O Bispo Emérito de Aveiro reflecte sobre as violações da pessoa e diz que são mais graves que as violações da natureza que os grupos ambientalistas procuram salvaguardar. Na crónica desta semana, o Bispo Emérito aborda questões como o aborto e a violência em ambiente escolar para lembrar que são casos cada vez mais numerosos.
Em prol de uma ecologia da pessoa humana.
Os movimentos ecológicos acordaram, em comum, para a resposta à interpelação urgente de um sinal dos tempos, que se pode traduzir pelo grito de respeito e defesa da natureza criada, ameaçada e, em muitos casos, já destruída, pelos atropelos que contra ela muitas pessoas fazem. Justifica-se a preocupação, dado que se trata de um bem de todos e a todos necessário. O que já se conseguiu neste campo, sobretudo com as crianças e a gente mais nova, é impressionante. Muito é o que se tem feito através da educação nas escolas, das campanhas publicitárias e da multiplicação dos meios adequados e acessíveis que ajudam a respeitar ambiente natural e a saber classificar e recolher resíduos e desperdícios.

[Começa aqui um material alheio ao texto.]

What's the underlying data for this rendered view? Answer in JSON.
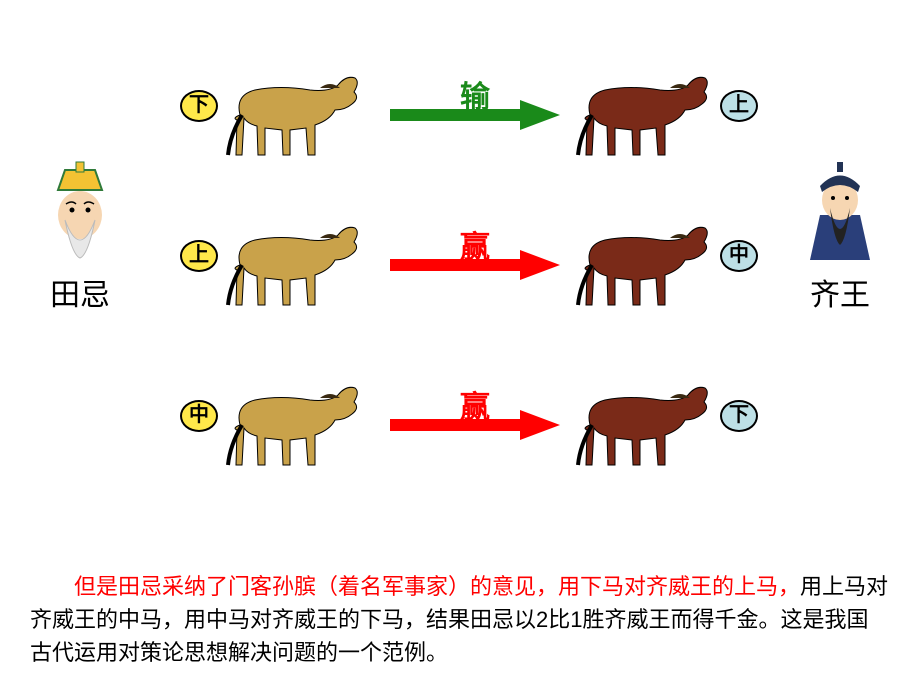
{
  "left_person": {
    "label": "田忌",
    "hat_color": "#f3c233",
    "face_color": "#f6d6b2",
    "beard_color": "#e8e8e8",
    "hat_outline": "#2f7a3a"
  },
  "right_person": {
    "label": "齐王",
    "hat_color": "#223355",
    "robe_color": "#2a3f7a",
    "face_color": "#f6d6b2",
    "beard_color": "#222222"
  },
  "rows": [
    {
      "left_badge": "下",
      "left_badge_bg": "#ffe84a",
      "right_badge": "上",
      "right_badge_bg": "#bde0e6",
      "arrow_label": "输",
      "arrow_color": "#1a8a1a",
      "label_color": "#1a8a1a",
      "left_horse_color": "#c9a24a",
      "right_horse_color": "#7a2a18"
    },
    {
      "left_badge": "上",
      "left_badge_bg": "#ffe84a",
      "right_badge": "中",
      "right_badge_bg": "#bde0e6",
      "arrow_label": "赢",
      "arrow_color": "#ff0000",
      "label_color": "#ff0000",
      "left_horse_color": "#c9a24a",
      "right_horse_color": "#7a2a18"
    },
    {
      "left_badge": "中",
      "left_badge_bg": "#ffe84a",
      "right_badge": "下",
      "right_badge_bg": "#bde0e6",
      "arrow_label": "赢",
      "arrow_color": "#ff0000",
      "label_color": "#ff0000",
      "left_horse_color": "#c9a24a",
      "right_horse_color": "#7a2a18"
    }
  ],
  "row_top": [
    60,
    210,
    370
  ],
  "caption": {
    "lead_indent": "　　",
    "lead": "但是田忌采纳了门客孙膑（着名军事家）的意见，用下马对齐威王的上马，",
    "rest": "用上马对齐威王的中马，用中马对齐威王的下马，结果田忌以2比1胜齐威王而得千金。这是我国古代运用对策论思想解决问题的一个范例。"
  }
}
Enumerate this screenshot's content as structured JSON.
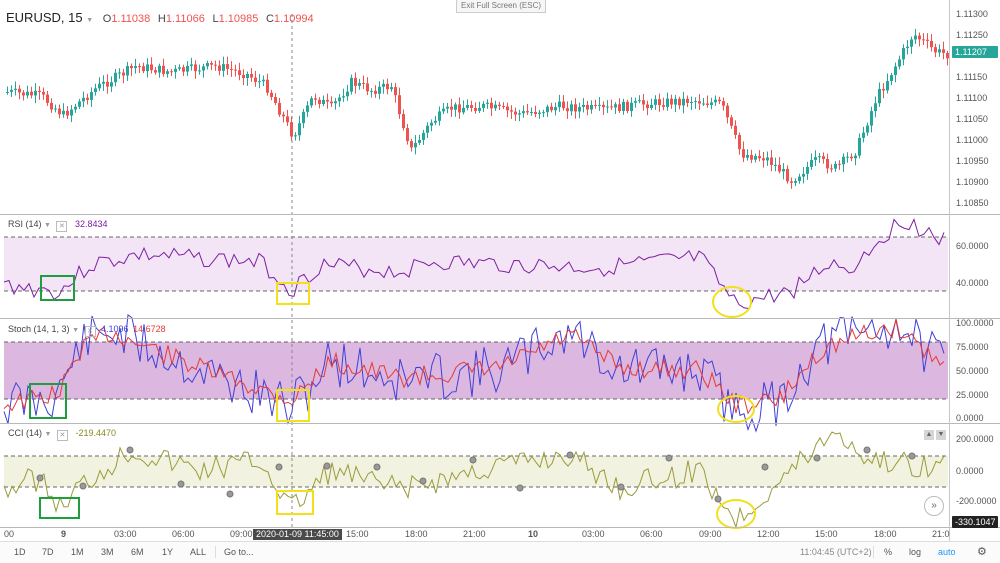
{
  "window": {
    "exit_fullscreen": "Exit Full Screen (ESC)"
  },
  "symbol": {
    "name": "EURUSD, 15",
    "o_label": "O",
    "o_value": "1.11038",
    "h_label": "H",
    "h_value": "1.11066",
    "l_label": "L",
    "l_value": "1.10985",
    "c_label": "C",
    "c_value": "1.10994"
  },
  "price_axis": {
    "labels": [
      "1.11300",
      "1.11250",
      "1.11200",
      "1.11150",
      "1.11100",
      "1.11050",
      "1.11000",
      "1.10950",
      "1.10900",
      "1.10850"
    ],
    "current": "1.11207",
    "current_color": "#26a69a"
  },
  "rsi": {
    "legend": "RSI (14)",
    "value": "32.8434",
    "labels": [
      "60.0000",
      "40.0000"
    ],
    "color": "#7b1fa2"
  },
  "stoch": {
    "legend": "Stoch (14, 1, 3)",
    "k_value": "4.1096",
    "d_value": "14.6728",
    "labels": [
      "100.0000",
      "75.0000",
      "50.0000",
      "25.0000",
      "0.0000"
    ],
    "k_color": "#3f3fd8",
    "d_color": "#e53935"
  },
  "cci": {
    "legend": "CCI (14)",
    "value": "-219.4470",
    "labels": [
      "200.0000",
      "0.0000",
      "-200.0000"
    ],
    "current": "-330.1047",
    "color": "#9a9a3a"
  },
  "time_axis": {
    "labels": [
      "00",
      "9",
      "03:00",
      "06:00",
      "09:00",
      "15:00",
      "18:00",
      "21:00",
      "10",
      "03:00",
      "06:00",
      "09:00",
      "12:00",
      "15:00",
      "18:00",
      "21:0"
    ],
    "cursor": "2020-01-09 11:45:00"
  },
  "bottom_bar": {
    "ranges": [
      "1D",
      "7D",
      "1M",
      "3M",
      "6M",
      "1Y",
      "ALL"
    ],
    "goto": "Go to...",
    "clock": "11:04:45 (UTC+2)",
    "percent": "%",
    "log": "log",
    "auto": "auto"
  },
  "colors": {
    "up": "#26a69a",
    "down": "#ef5350",
    "highlight_green": "#1e9e3c",
    "highlight_yellow": "#f2e01a"
  }
}
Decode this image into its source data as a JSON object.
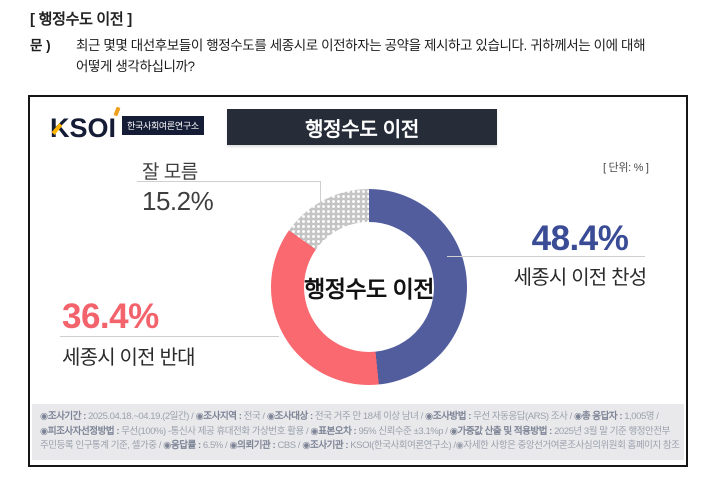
{
  "question": {
    "bracket_title": "[ 행정수도 이전 ]",
    "prefix": "문 )",
    "line1": "최근 몇몇 대선후보들이 행정수도를 세종시로 이전하자는 공약을 제시하고 있습니다. 귀하께서는 이에 대해",
    "line2": "어떻게 생각하십니까?"
  },
  "card": {
    "logo_text": "KSOI",
    "logo_org": "한국사회여론연구소",
    "title": "행정수도 이전",
    "unit_label": "[ 단위: % ]",
    "center_label": "행정수도 이전"
  },
  "chart_data": {
    "type": "pie",
    "donut": true,
    "title": "행정수도 이전",
    "unit": "%",
    "start_angle_deg": 0,
    "direction": "clockwise",
    "segments": [
      {
        "label": "세종시 이전 찬성",
        "value": 48.4,
        "color": "#525d9e"
      },
      {
        "label": "세종시 이전 반대",
        "value": 36.4,
        "color": "#f9696f"
      },
      {
        "label": "잘 모름",
        "value": 15.2,
        "color": "#c5c5c5",
        "pattern": "white-dots"
      }
    ]
  },
  "callouts": {
    "agree": {
      "value": "48.4%",
      "label": "세종시 이전 찬성"
    },
    "oppose": {
      "value": "36.4%",
      "label": "세종시 이전 반대"
    },
    "dontknow": {
      "label": "잘 모름",
      "value": "15.2%"
    }
  },
  "footer": {
    "lines": [
      [
        {
          "t": "◉조사기간 : ",
          "b": true
        },
        {
          "t": "2025.04.18.~04.19.(2일간) / ",
          "b": false
        },
        {
          "t": "◉조사지역 : ",
          "b": true
        },
        {
          "t": "전국 / ",
          "b": false
        },
        {
          "t": "◉조사대상 : ",
          "b": true
        },
        {
          "t": "전국 거주 만 18세 이상 남녀 / ",
          "b": false
        },
        {
          "t": "◉조사방법 : ",
          "b": true
        },
        {
          "t": "무선 자동응답(ARS) 조사 / ",
          "b": false
        },
        {
          "t": "◉총 응답자 : ",
          "b": true
        },
        {
          "t": "1,005명 /",
          "b": false
        }
      ],
      [
        {
          "t": "◉피조사자선정방법 : ",
          "b": true
        },
        {
          "t": "무선(100%) -통신사 제공 휴대전화 가상번호 활용 / ",
          "b": false
        },
        {
          "t": "◉표본오차 : ",
          "b": true
        },
        {
          "t": "95% 신뢰수준 ±3.1%p / ",
          "b": false
        },
        {
          "t": "◉가중값 산출 및 적용방법 : ",
          "b": true
        },
        {
          "t": "2025년 3월 말 기준 행정안전부",
          "b": false
        }
      ],
      [
        {
          "t": "주민등록 인구통계 기준, 셀가중 / ",
          "b": false
        },
        {
          "t": "◉응답률 : ",
          "b": true
        },
        {
          "t": "6.5% / ",
          "b": false
        },
        {
          "t": "◉의뢰기관 : ",
          "b": true
        },
        {
          "t": "CBS / ",
          "b": false
        },
        {
          "t": "◉조사기관 : ",
          "b": true
        },
        {
          "t": "KSOI(한국사회여론연구소) /",
          "b": false
        },
        {
          "t": "◉자세한 사항은 중앙선거여론조사심의위원회 홈페이지 참조",
          "b": false
        }
      ]
    ]
  },
  "colors": {
    "agree_text": "#3a4c95",
    "oppose_text": "#f3636b",
    "title_bar_bg": "#262d38",
    "card_border": "#161616",
    "footer_bg": "#e9e9ec"
  }
}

Se recordarmos o que entre nós se passava há trinta ou quarenta anos, vemos uma diferença abissal neste aspecto, hoje com proveito para toda a gente.
Acontece, porém, que natureza criada é, também, a natureza humana, a pessoa concreta e, no respeito por ela, há ainda muito caminho para andar. É verdade que a defesa da natureza criada e do que ela comporta e significa faz-se em razão das pessoas. Mas não podem parar aí os cuidados comuns. Há, segundo o que vemos e sentimos, a urgência de uma defesa clara da natureza humana, ou seja, das pessoas concretas, frente às agressões graves contra as leis que regem a sua vida.
Pensemos, por exemplo, na distribuição, nos centros de saúde públicos, de anticonceptivos químicos que bloqueiam, interrompem e desviam o curso normal das leis da natureza, muitas vezes com consequências graves na saúde da mulher. Cientistas de grande valor internacional, defendem e provam que os métodos naturais, não por razões morais ou religiosas, mas por razões científicas provadas, são os únicos que respeitam a sequência normal das leis da natureza em relação à concepção de novas vidas.
Atento, desde há muitos anos, a este problema, nunca vi os movimentos de ecologistas preocupados com o que se faz em relação ao aborto e com a destruição das mulheres, protagonistas de primeira importância, humana e social, na procriação. Os raciocínios correntes são redutores e parece interessar mais a eficácia, o imediato sem esforço, que o respeito pela natureza humana e suas leis, em ordem à vida procurada e defendida. Dirão que a ciência tem, também, a sua palavra. Pois que a diga, ao serviço da vida, não da sua destruição.
As violações da pessoa humana são mais numerosas e graves que as violações da restante natureza. Delas passam ao lado muitos ecologistas, delas se ocupa o Estado com mezinhas jurídicas. A sociedade foi-se deixando anestesiar e para tudo encontra justificação? Kabril Gibran, um profeta dos tempos novos, escreveu: “Os homens não têm a felicidade nos lábios, nem a verdade nas suas entranhas, porque a felicidade é filha das lágrimas e a verdade é gerada pela dor”. Quando as pessoas não valem, todas as coisas sobram. Uma ecologia a favor da pessoa humana não pode ser fruto de facilidades, de distracções, de prazeres imediatos. É uma luta diária. A natureza é para as pessoas e são as pessoas que lhe dão sentido e valor consistente.